Here were to be seen depicted the slaying of Horwedil; the fratricide and incest of Feng; the infamous uncle, the whimsical nephew; the shapes of the hooked stakes; the stepfather suspecting, the stepson dissembling; the various temptations offered, and the woman brought to beguile him; the gaping wolf; the finding of the rudder; the passing of the sand; the entering of the wood; the putting of the straw through the gadfly; the warning of the maiden after the escort was eluded. And likewise could be seen the picture of the palace; the queen there with her son; the slaying of the eavesdropper; and how, after being killed, he was boiled down, and so dropped into the sewer, and so thrown out to the swine; how his limbs were strewn in the mud, and so left for the beasts to finish. Also it could be seen how Amleth surprised the secret of his sleeping attendants, how he erased the letters, and put new characters in their places; how he disdained the banquet and scorned the drink; how he condemned the face of the king and taxed the queen with faulty behavior. There was also represented the hanging of the envoys, and the young man's wedding; then the voyage back to Denmark; the festive celebration of the funeral rites. Amleth, in answer to questions, pointing to the sticks in place of his attendants, acting as cup-bearer, and purposely drawing his sword and pricking his fingers; the sword riveted through, the swelling cheers of the banquet, the dance growing fast and furious; the hangings flung upon the sleepers, then fastened with the interlacing crooks, and wrapped tightly round them as they slumbered; the brand set to the mansion, the burning of the guests, the royal palace consumed with fire and tottering down; the visit to the sleeping-room of Feng, the theft of his sword, the useless one set in its place; and the king slain with his own sword's point by his stepson's hand. All this was there, painted upon Amleth's battle-shield by a careful craftsman in the choicest of handiwork; he copied truth in his figures, and embodied real deeds in his outlines.

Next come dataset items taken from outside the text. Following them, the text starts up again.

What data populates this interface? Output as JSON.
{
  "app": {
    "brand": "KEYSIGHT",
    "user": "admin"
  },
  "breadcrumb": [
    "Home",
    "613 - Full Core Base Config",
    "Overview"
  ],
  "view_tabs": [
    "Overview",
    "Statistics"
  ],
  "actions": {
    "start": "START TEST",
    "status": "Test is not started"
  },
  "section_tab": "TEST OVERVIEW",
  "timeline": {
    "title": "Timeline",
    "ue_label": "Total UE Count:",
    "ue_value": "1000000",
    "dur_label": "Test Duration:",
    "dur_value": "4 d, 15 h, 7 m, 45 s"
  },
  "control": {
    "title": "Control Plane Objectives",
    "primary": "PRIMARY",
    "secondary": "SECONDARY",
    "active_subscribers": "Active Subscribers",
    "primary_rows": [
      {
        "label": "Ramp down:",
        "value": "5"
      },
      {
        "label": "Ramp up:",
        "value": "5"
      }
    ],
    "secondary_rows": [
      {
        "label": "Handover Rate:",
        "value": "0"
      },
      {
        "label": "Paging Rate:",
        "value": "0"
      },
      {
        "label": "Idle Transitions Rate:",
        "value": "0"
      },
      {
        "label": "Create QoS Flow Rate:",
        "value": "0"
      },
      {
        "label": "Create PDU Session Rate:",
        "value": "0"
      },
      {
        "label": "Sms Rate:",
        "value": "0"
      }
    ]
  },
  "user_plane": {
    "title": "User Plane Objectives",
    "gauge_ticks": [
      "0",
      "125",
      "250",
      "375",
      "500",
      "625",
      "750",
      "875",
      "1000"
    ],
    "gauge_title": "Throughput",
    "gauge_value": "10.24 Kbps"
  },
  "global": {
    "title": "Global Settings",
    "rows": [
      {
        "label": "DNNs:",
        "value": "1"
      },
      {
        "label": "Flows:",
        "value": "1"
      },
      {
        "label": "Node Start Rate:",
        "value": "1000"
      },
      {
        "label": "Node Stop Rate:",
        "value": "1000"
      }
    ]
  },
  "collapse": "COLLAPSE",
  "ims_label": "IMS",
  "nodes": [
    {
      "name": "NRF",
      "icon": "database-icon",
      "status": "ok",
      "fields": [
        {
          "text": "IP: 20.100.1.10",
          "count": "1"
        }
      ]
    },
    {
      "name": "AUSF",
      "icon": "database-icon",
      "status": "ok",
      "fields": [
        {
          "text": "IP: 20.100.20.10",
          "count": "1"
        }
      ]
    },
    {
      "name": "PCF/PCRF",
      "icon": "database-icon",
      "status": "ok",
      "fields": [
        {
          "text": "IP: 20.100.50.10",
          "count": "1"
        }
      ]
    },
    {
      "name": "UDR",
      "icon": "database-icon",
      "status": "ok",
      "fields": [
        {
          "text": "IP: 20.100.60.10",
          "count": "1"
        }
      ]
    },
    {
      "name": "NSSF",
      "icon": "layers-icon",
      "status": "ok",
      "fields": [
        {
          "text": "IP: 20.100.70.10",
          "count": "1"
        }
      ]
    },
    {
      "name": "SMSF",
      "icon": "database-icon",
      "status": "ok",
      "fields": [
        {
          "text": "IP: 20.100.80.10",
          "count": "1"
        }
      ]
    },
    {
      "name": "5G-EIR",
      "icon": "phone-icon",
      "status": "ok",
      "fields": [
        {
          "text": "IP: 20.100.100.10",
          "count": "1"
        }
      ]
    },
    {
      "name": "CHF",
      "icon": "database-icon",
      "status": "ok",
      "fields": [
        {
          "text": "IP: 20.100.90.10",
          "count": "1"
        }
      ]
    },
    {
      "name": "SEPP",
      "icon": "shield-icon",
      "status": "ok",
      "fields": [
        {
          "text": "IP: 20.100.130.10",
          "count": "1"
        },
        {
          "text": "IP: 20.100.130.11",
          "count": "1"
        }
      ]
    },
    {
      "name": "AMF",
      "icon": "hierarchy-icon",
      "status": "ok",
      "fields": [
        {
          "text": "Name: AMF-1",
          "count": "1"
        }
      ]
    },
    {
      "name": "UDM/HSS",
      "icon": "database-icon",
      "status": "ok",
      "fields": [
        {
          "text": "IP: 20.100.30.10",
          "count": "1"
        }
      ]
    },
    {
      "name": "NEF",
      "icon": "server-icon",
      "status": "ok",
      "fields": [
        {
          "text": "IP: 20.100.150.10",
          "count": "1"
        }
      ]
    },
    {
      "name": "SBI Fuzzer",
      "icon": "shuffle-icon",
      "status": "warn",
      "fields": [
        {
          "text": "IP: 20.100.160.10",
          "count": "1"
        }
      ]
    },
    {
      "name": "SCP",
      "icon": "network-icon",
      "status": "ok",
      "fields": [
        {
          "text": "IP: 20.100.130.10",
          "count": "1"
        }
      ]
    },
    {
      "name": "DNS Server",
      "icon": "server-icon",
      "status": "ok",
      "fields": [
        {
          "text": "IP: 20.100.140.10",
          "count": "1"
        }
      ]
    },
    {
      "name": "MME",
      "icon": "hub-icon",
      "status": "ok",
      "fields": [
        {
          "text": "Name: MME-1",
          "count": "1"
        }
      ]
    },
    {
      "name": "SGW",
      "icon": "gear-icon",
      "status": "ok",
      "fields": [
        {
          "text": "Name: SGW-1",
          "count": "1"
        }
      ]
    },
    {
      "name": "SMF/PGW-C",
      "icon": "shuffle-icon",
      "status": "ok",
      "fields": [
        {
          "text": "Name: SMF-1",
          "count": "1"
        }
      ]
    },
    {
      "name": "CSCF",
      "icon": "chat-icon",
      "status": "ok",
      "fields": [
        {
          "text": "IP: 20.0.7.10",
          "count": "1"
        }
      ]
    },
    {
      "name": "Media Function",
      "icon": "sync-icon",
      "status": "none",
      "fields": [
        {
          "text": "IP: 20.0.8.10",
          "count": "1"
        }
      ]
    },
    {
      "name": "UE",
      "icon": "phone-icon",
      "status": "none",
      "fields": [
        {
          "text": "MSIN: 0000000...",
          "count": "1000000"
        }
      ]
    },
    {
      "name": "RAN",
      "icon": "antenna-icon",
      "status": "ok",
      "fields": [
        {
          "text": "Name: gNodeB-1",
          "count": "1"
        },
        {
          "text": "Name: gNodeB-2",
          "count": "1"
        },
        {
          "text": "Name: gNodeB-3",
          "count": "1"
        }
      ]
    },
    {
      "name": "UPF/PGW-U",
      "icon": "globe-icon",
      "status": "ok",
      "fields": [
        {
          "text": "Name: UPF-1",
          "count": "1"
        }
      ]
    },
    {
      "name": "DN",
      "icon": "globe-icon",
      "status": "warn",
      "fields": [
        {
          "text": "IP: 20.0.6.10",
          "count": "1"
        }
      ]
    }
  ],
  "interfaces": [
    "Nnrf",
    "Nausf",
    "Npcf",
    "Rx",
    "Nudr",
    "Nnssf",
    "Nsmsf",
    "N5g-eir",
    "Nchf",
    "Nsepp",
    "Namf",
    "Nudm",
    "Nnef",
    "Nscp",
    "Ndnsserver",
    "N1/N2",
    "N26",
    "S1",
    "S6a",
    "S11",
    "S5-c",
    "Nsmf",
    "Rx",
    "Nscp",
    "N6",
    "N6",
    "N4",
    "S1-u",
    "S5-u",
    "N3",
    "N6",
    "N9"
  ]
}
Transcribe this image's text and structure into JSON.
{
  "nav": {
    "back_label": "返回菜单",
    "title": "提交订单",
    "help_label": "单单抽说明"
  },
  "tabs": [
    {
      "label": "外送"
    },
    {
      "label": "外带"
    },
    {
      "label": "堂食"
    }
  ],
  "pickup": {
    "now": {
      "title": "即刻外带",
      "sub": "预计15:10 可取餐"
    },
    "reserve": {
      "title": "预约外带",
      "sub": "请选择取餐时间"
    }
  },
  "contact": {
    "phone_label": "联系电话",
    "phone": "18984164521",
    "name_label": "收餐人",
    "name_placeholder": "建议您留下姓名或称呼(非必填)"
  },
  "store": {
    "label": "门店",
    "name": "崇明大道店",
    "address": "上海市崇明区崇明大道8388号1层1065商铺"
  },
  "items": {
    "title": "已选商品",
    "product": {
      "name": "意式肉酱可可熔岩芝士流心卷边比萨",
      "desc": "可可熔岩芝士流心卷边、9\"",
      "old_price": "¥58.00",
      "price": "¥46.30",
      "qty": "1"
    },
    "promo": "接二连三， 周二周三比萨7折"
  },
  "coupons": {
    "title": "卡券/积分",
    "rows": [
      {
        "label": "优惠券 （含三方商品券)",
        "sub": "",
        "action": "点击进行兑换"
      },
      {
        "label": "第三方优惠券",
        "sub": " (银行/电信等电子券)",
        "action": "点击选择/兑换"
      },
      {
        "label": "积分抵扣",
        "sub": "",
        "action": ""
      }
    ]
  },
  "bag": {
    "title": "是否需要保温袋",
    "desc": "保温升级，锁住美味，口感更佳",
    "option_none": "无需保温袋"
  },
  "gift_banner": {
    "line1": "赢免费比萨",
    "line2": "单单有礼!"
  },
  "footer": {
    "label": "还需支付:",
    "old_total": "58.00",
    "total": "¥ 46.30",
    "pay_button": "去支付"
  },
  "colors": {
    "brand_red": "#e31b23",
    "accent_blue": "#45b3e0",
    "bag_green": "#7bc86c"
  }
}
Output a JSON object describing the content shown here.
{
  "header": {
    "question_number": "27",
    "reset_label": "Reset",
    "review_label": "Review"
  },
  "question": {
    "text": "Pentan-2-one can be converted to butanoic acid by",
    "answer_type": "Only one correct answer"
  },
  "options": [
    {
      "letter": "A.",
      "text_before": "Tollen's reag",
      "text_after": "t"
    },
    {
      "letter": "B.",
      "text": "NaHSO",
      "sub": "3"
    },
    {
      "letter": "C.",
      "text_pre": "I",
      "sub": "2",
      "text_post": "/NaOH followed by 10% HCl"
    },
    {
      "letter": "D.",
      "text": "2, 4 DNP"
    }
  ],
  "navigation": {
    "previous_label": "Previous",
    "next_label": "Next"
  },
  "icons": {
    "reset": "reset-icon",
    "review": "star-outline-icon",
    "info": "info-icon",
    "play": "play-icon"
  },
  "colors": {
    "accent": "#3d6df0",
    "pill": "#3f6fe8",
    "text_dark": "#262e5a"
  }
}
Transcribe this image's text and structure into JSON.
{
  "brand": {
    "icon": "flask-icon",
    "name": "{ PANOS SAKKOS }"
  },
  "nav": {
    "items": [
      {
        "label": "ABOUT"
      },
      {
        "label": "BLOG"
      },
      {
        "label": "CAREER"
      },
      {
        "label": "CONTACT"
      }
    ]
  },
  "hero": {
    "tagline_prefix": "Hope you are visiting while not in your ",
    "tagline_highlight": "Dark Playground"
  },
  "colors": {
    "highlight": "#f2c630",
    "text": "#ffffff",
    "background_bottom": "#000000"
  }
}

Remember that a knight's shield was as good as his name—the means by which he would be known in battle or in travel, known both to friend and foe. Having become king, Hamlet desires that his story shall protect him and that he shall be known by his story. Both terms of this resolution come to pass in an unexpected way. Soon Hamlet falls into the hands of Hermutrude, Queen of Scotland—wise, clever, beautiful, proud, unwed. So impressed is she with his story—with the more than human cunning of his revenge—that she decides first to spare his life, and second to wed him—he the only accepted and the only surviving of her many suitors.
The shield itself is of course invisible in Shakespeare, though I cannot call it absent. By his story Hamlet enters the company of kings—so Fortinbras hails him; by his story Hamlet is known, when Horatio tells it before the confused witnesses of Hamlet's end in a Hamlet ending; and by his story Hamlet is saved—saved from England and returned to Denmark that he may end—in the Spartan phrase—with his shield or on it—but not without a shield.